La ERGE (enfermedad por reflujo gastroesofágico) es una afección en la que el ácido del estómago vuelve a subir regularmente hacia el esófago, el conducto que conecta la boca con el estómago. Quizás conozcas esta sensación como acidez estomacal. Se produce cuando una pequeña válvula muscular situada en la parte inferior del esófago no se cierra correctamente, lo que permite que el ácido se escape hacia arriba. Entre los factores desencadenantes más comunes se encuentran el sobrepeso, el tabaquismo, el embarazo y ciertos alimentos.
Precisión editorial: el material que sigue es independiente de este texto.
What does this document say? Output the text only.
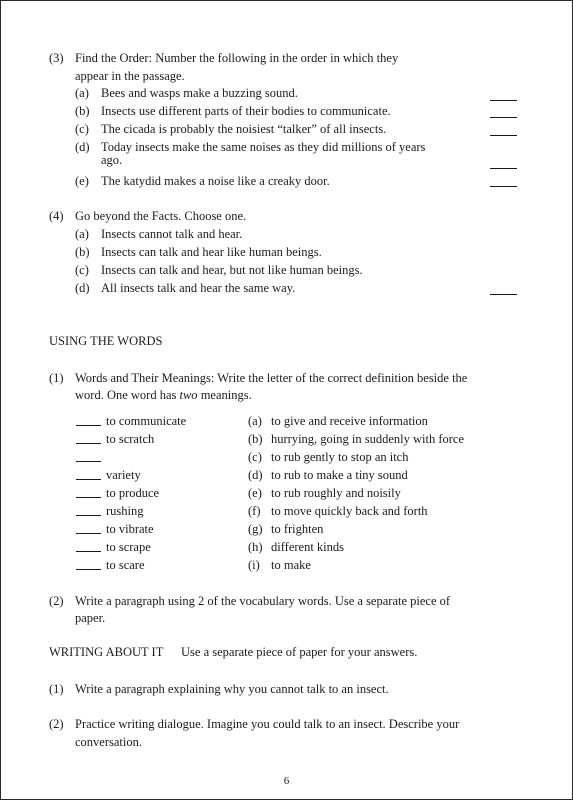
(3) Find the Order: Number the following in the order in which they
appear in the passage.
(a) Bees and wasps make a buzzing sound.
(b) Insects use different parts of their bodies to communicate.
(c) The cicada is probably the noisiest “talker” of all insects.
(d) Today insects make the same noises as they did millions of years
ago.
(e) The katydid makes a noise like a creaky door.
(4) Go beyond the Facts. Choose one.
(a) Insects cannot talk and hear.
(b) Insects can talk and hear like human beings.
(c) Insects can talk and hear, but not like human beings.
(d) All insects talk and hear the same way.
USING THE WORDS
(1) Words and Their Meanings: Write the letter of the correct definition beside the
word. One word has two meanings.
to communicate
to scratch
variety
to produce
rushing
to vibrate
to scrape
to scare
(a) to give and receive information
(b) hurrying, going in suddenly with force
(c) to rub gently to stop an itch
(d) to rub to make a tiny sound
(e) to rub roughly and noisily
(f) to move quickly back and forth
(g) to frighten
(h) different kinds
(i) to make
(2) Write a paragraph using 2 of the vocabulary words. Use a separate piece of
paper.
WRITING ABOUT IT Use a separate piece of paper for your answers.
(1) Write a paragraph explaining why you cannot talk to an insect.
(2) Practice writing dialogue. Imagine you could talk to an insect. Describe your
conversation.
6
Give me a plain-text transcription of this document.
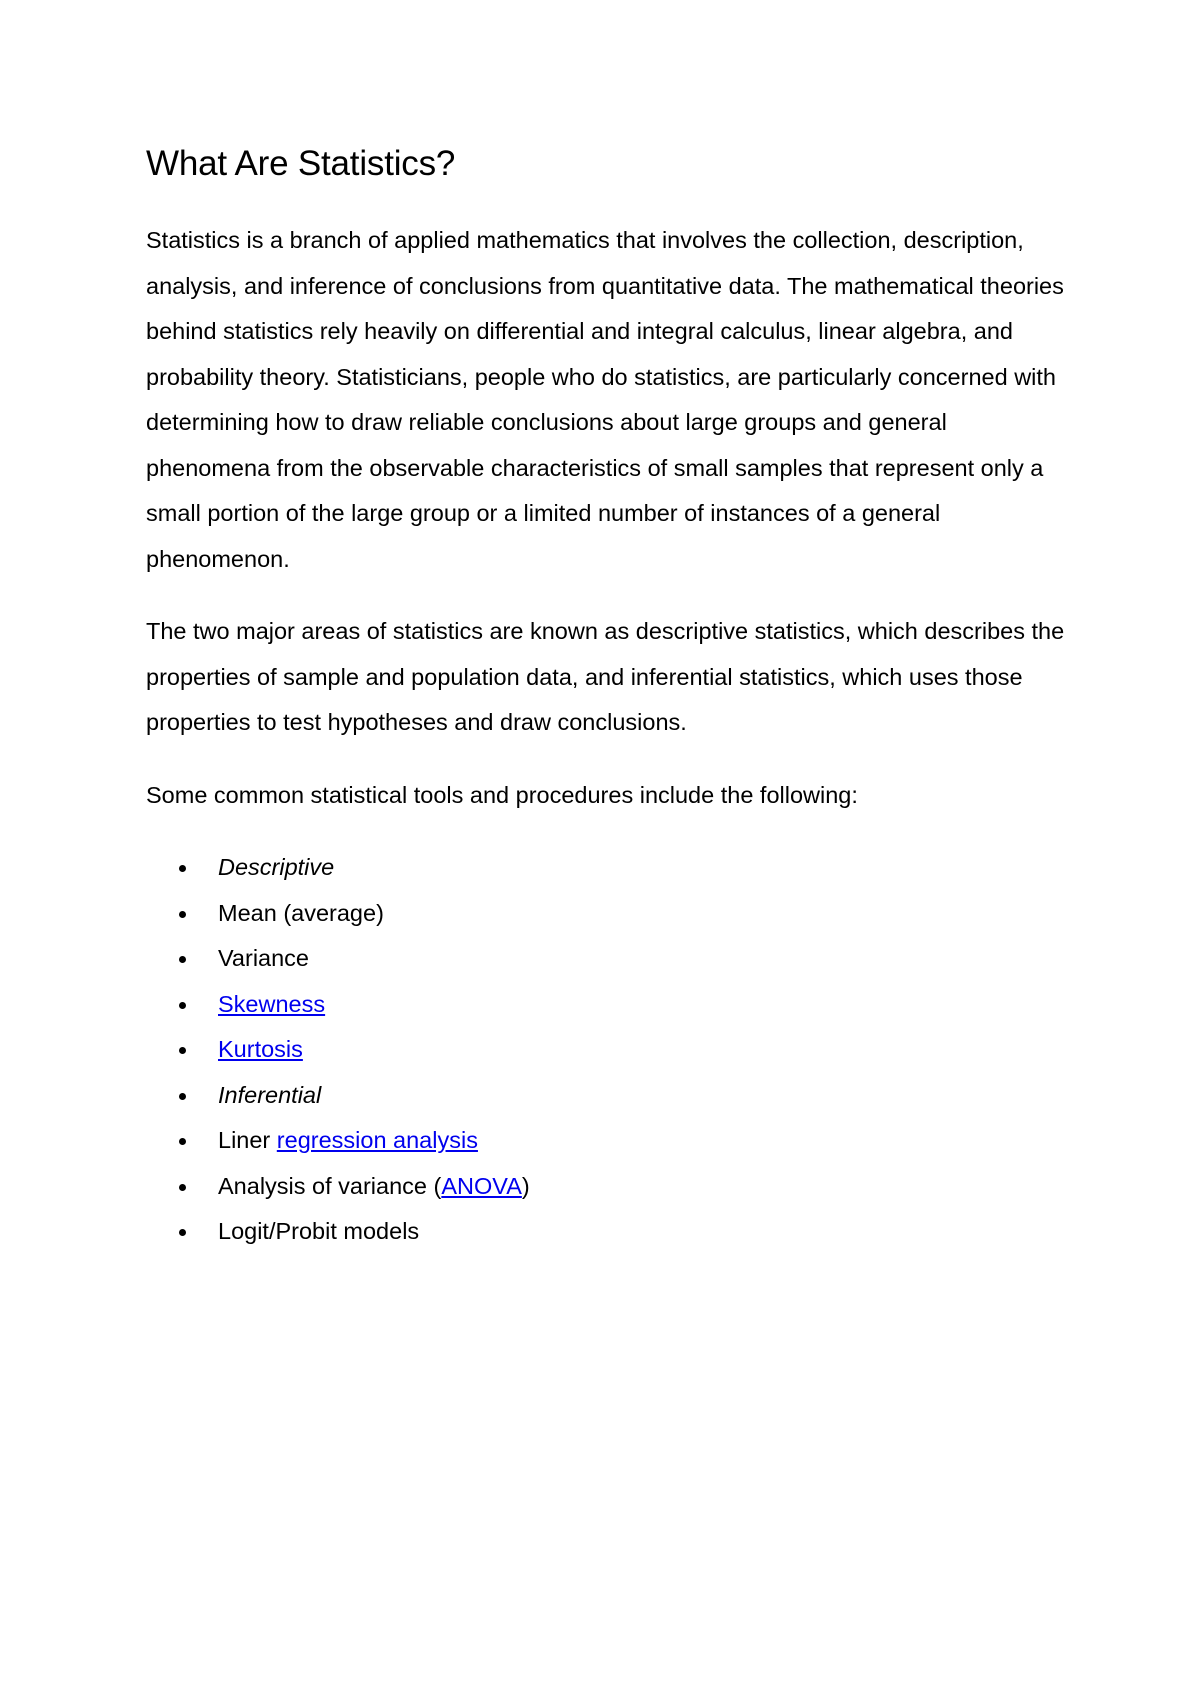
What Are Statistics?

Statistics is a branch of applied mathematics that involves the collection, description, analysis, and inference of conclusions from quantitative data. The mathematical theories behind statistics rely heavily on differential and integral calculus, linear algebra, and probability theory. Statisticians, people who do statistics, are particularly concerned with determining how to draw reliable conclusions about large groups and general phenomena from the observable characteristics of small samples that represent only a small portion of the large group or a limited number of instances of a general phenomenon.

The two major areas of statistics are known as descriptive statistics, which describes the properties of sample and population data, and inferential statistics, which uses those properties to test hypotheses and draw conclusions.

Some common statistical tools and procedures include the following:

Descriptive
Mean (average)
Variance
Skewness
Kurtosis
Inferential
Liner regression analysis
Analysis of variance (ANOVA)
Logit/Probit models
¿Qué es la fibrosis pulmonar?

La fibrosis pulmonar es una enfermedad pulmonar en la que se va acumulando tejido cicatricial en los pulmones, lo que hace que se vuelvan más rígidos y gruesos con el tiempo. A medida que avanza la cicatrización, al oxígeno le cuesta más llegar al torrente sanguíneo, lo que puede provocar que te sientas sin aliento, cansado y con una tos seca persistente.

La forma más común se llama fibrosis pulmonar idiopática (FPI); «idiopática» significa simplemente que los médicos no han podido determinar una causa concreta.

Entonces, ¿qué tiene que ver una cosa con la otra?

Más de lo que te imaginas. La relación entre la ERGE y la fibrosis pulmonar se debe a un fenómeno llamado «microaspiración», un proceso en el que pequeñas cantidades del contenido del estómago (ácido, bilis, enzimas digestivas) se cuelan silenciosamente en las vías respiratorias, a menudo mientras duermes.

A diferencia de la asfixia o la aspiración evidente, esto ocurre de forma silenciosa. Con el tiempo, estas pequeñas pero repetidas exposiciones pueden irritar y dañar el delicado tejido de los pulmones, lo que podría provocar la formación de cicatrices.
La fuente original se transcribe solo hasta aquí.